In a few minutes they sat on the terrace in companionable silence. The day was pleasantly warm, but with the fading heat of an autumn sun. Ethelyn Blood served, with some ceremony, hot tea spiced with oranges. Its delicate scent mingled with the salt smell of the sea, brewing in them a rich sense of the day.

‘Have you told Lucy the whole business?’ Sartoris said at last, putting down his tea cup.

‘No,’ Nick answered, reaching out to take Lucy’s hand.

She was, except for the convulsive reaching out to Nick, stone still in her chair.

‘I am sorry,’ the old man began. She turned her shaded eyes toward him, but he could not be sure she really saw him. ‘The trash in the papers, I mean, and keeping you shut up so long.’
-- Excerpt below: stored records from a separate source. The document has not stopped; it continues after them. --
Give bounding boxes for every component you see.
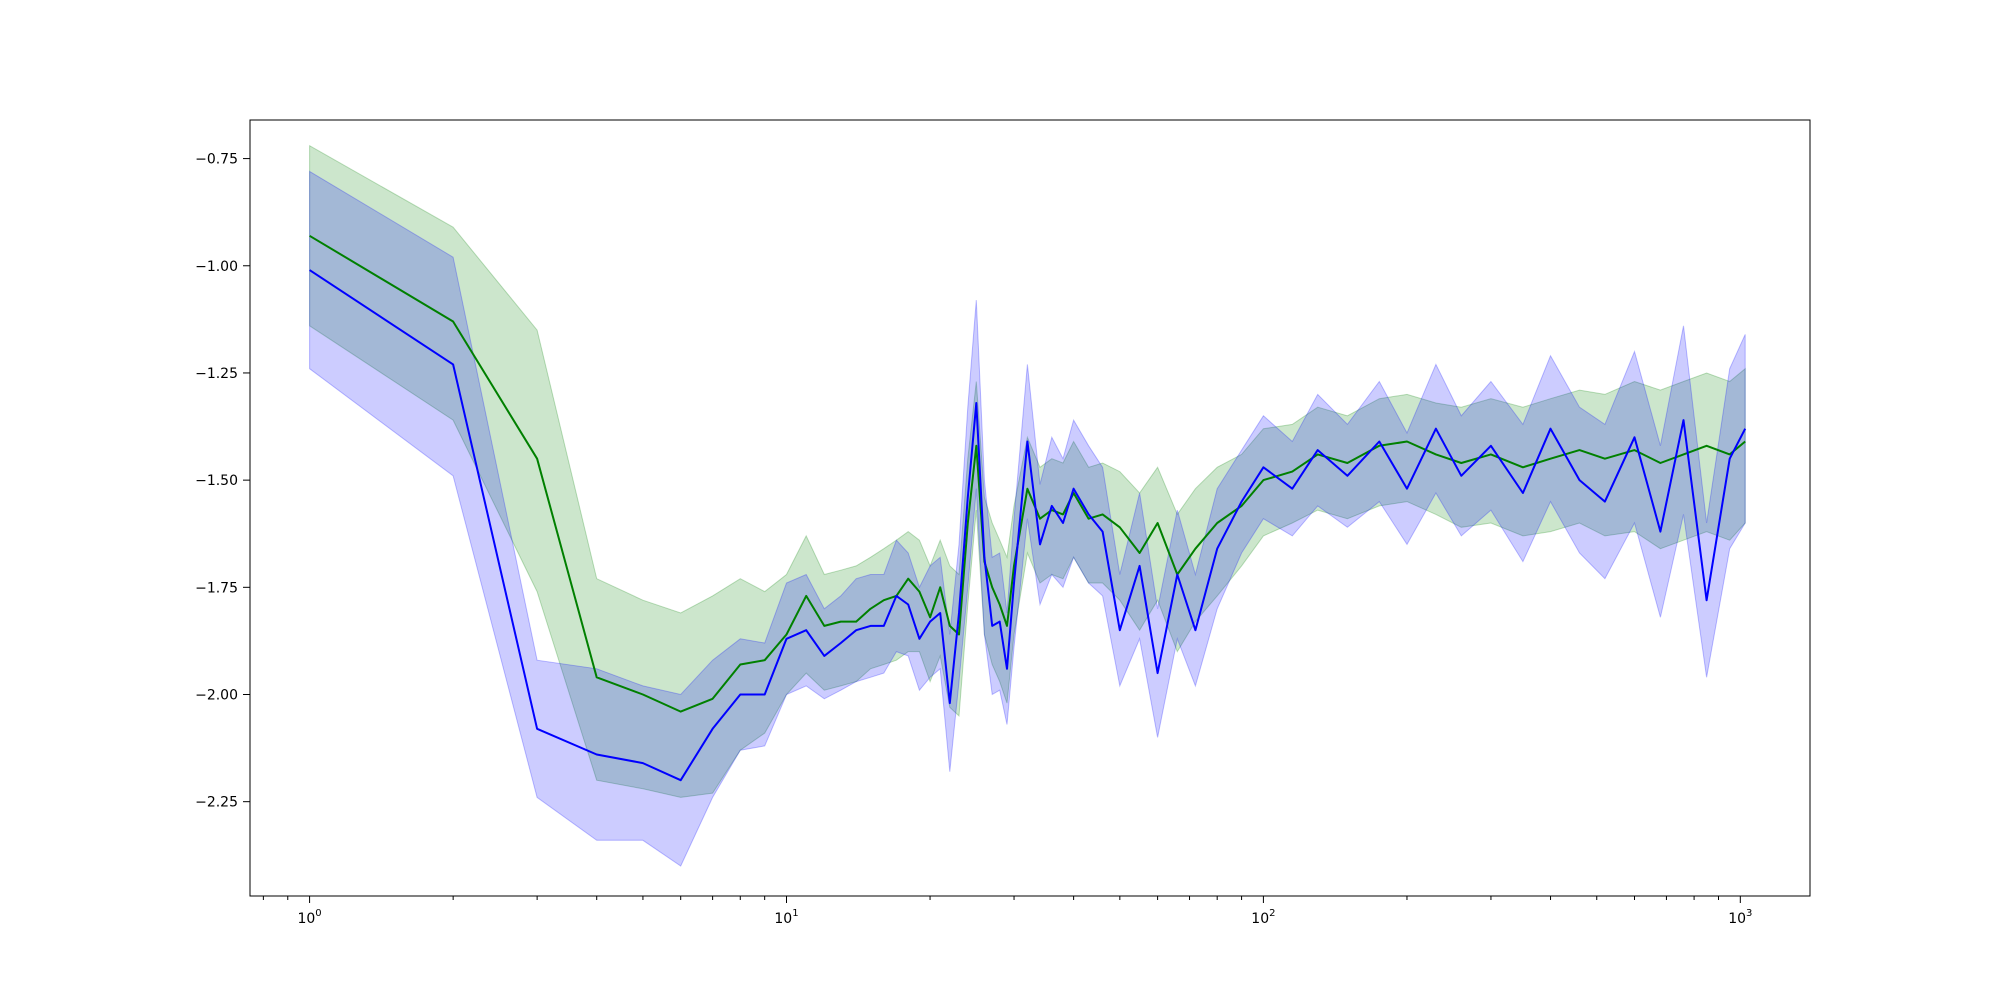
series-lines: [309, 234, 1747, 782]
series-line-1: [309, 234, 1746, 713]
confidence-bands: [309, 144, 1746, 867]
axes-frame: [249, 119, 1811, 897]
series-line-2: [309, 269, 1747, 782]
y-tick-label: −1.50: [195, 473, 238, 489]
y-tick-label: −2.00: [195, 687, 238, 703]
y-tick-label: −1.25: [195, 366, 238, 382]
confidence-band-series-1: [309, 144, 1746, 798]
y-tick-label: −0.75: [195, 152, 238, 168]
y-tick-label: −1.00: [195, 259, 238, 275]
x-tick-label: 103: [1728, 908, 1752, 927]
x-tick-label: 101: [774, 908, 798, 927]
x-axis: 100 101 102 103: [262, 896, 1752, 927]
y-axis: −0.75 −1.00 −1.25 −1.50 −1.75 −2.00 −2.25: [195, 152, 250, 811]
x-tick-label: 100: [297, 908, 321, 927]
confidence-band-series-2: [309, 170, 1746, 867]
plot-area: [309, 144, 1747, 867]
x-tick-label: 102: [1251, 908, 1275, 927]
y-tick-label: −2.25: [195, 795, 238, 811]
y-tick-label: −1.75: [195, 580, 238, 596]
She looked away from him, out to sea.

‘Would you believe the truth if you had not seen it?’

‘No,’ she murmured, in a voice so low he had to strain to hear it.

‘Of course not. And Nicholas and I thought there would be a great deal of room for abuse of the device.’

She laughed harshly.

‘You were in shock. It was my decision to keep the business as secret as I could. I removed the children and Tinker from the apartment, as Nicholas told you, by means of a small jewelbox of Dolly’s. It was quite small enough to fit into my jacket pocket and no one, apparently, had any idea of searching an old relic like myself. I held out no hope to you; I really thought it unlikely they would survive. From what Tinker told you, the thing killed Maggie and her old nurse; we could not be sure, either, that Dolly had operated it correctly.

‘We were able to convince the police that Dolly’s death was accidental, that she attacked you and you had to fight back. They called it suicide, saving themselves the cost of legal action against you, and further investigation. The fact of the children having been lost weighed in your favor, I suspect. There was one great hole in the whole yarn, of course.’

‘The maid,’ Lucy said.

‘Yes. Silly woman. She’d seen Tinker. Fortunately, she went all hysterical and the police discounted her evidence.
I
said we’d come without Tinker, just the three of us. There are benefits to notoriety. It did turn out that Tinker has a mother, who has written a number of letters to the police. Rather a pathetic thing, I gather, but the police find her amusing.’